I love this artist’s take on my generation’s “feminism.”
Anyway, just read an interesting piece over at Newsweek and that link is here. So, these 70’s women and what they were doing was something girls my age in the 70’s looked up to. They were in the workforce and it is really interesting to read about the concept of “dollies.”
They were an archetype: independent, determined young graduates of Seven Sisters colleges, fresh-faced, new to the big city, full of aspiration. Privately, they burned with the kind of ambition that New York encourages so well. Yet they were told in job interviews that women could never get to the top, or even the middle. They accepted positions anyway—sorting mail, collecting newspaper clippings, delivering coffee. Clad in short skirts and dark-rimmed glasses, they’d click around in heels, currying favor with the all-male management, smiling softly when the bosses called them “dollies.” That’s just the way the world worked then. Though each quietly believed she’d be the one to break through, ambition, in any real sense, wasn’t something a woman could talk about out loud.
It was still like that in the 80’s at the places I worked. Some women slept their way to the top?
I’m serious. Most of us who considered ourselves feminists would not do a thing like that. Not on the job. Ever. We would have really looked down on a perceived “sister” who was doing that. We just wanted to be seen as equals with the males we were working with. Read the whole article. It’s good.
Sexual equality and sexual freedom were part of all that too. In a sense we became very much like men in the way they acted. This included relationships?
We were just “equal.”
Great article Bonnaire. Good to see women are thinking more about equality again.

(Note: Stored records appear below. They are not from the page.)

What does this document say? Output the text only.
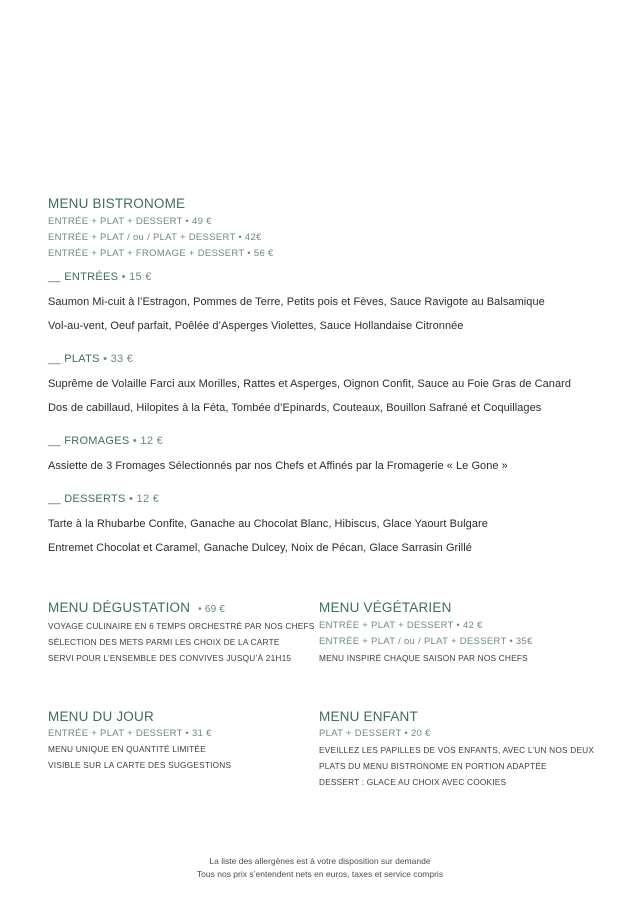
MENU BISTRONOME
ENTRÉE + PLAT + DESSERT • 49 €
ENTRÉE + PLAT / ou / PLAT + DESSERT • 42€
ENTRÉE + PLAT + FROMAGE + DESSERT • 56 €
__ ENTRÉES • 15 €
Saumon Mi-cuit à l’Estragon, Pommes de Terre, Petits pois et Fèves, Sauce Ravigote au Balsamique
Vol-au-vent, Oeuf parfait, Poêlée d’Asperges Violettes, Sauce Hollandaise Citronnée
__ PLATS • 33 €
Suprême de Volaille Farci aux Morilles, Rattes et Asperges, Oignon Confit, Sauce au Foie Gras de Canard
Dos de cabillaud, Hilopites à la Féta, Tombée d’Epinards, Couteaux, Bouillon Safrané et Coquillages
__ FROMAGES • 12 €
Assiette de 3 Fromages Sélectionnés par nos Chefs et Affinés par la Fromagerie « Le Gone »
__ DESSERTS • 12 €
Tarte à la Rhubarbe Confite, Ganache au Chocolat Blanc, Hibiscus, Glace Yaourt Bulgare
Entremet Chocolat et Caramel, Ganache Dulcey, Noix de Pécan, Glace Sarrasin Grillé
MENU DÉGUSTATION • 69 €
VOYAGE CULINAIRE EN 6 TEMPS ORCHESTRÉ PAR NOS CHEFS
SÉLECTION DES METS PARMI LES CHOIX DE LA CARTE
SERVI POUR L’ENSEMBLE DES CONVIVES JUSQU’À 21H15
MENU VÉGÉTARIEN
ENTRÉE + PLAT + DESSERT • 42 €
ENTRÉE + PLAT / ou / PLAT + DESSERT • 35€
MENU INSPIRÉ CHAQUE SAISON PAR NOS CHEFS
MENU DU JOUR
ENTRÉE + PLAT + DESSERT • 31 €
MENU UNIQUE EN QUANTITÉ LIMITÉE
VISIBLE SUR LA CARTE DES SUGGESTIONS
MENU ENFANT
PLAT + DESSERT • 20 €
EVEILLEZ LES PAPILLES DE VOS ENFANTS, AVEC L’UN NOS DEUX
PLATS DU MENU BISTRONOME EN PORTION ADAPTÉE
DESSERT : GLACE AU CHOIX AVEC COOKIES
La liste des allergènes est à votre disposition sur demande
Tous nos prix s’entendent nets en euros, taxes et service compris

Yesterday i had lunch at the restaurant I told you about and the first woman Governor of Arizona, Rose Mofford eats there on Saturday, at her booth. She was a secretary to the Secretary of State for many years, before Wesley Bolin appointed her as the SOS, when he became the governor. She became the governor after Evan Mecham was impeached. Since then we have had two women governors. Janet Napolitano and Jan Brewer. Rose Mofford? I love to see her and say, “Hello Governor!” She is as tall as my own grandmother was with a beehive hairdo that is her trademark. Compared to California we were small, maybe more like Alaska was back then., I guess.
Az didn’t become a State until 1912, so it still had the pioneer women around when I was born, for this reason we have more women who have been firsts than many States, including Sandra Day O’Connor who was educated in California btw. Az had the first woman State Court Chief Justice, Lorna Lockwood, more female legislators than men, the first woman legislator to be Speaker of the House. I guess because of that… growing up, I just took a lot of it for granted.
I hadn’t thought about feminism until I began to read your writings, and how Hillary Clinton was treated. I still find that unbelievable. Still.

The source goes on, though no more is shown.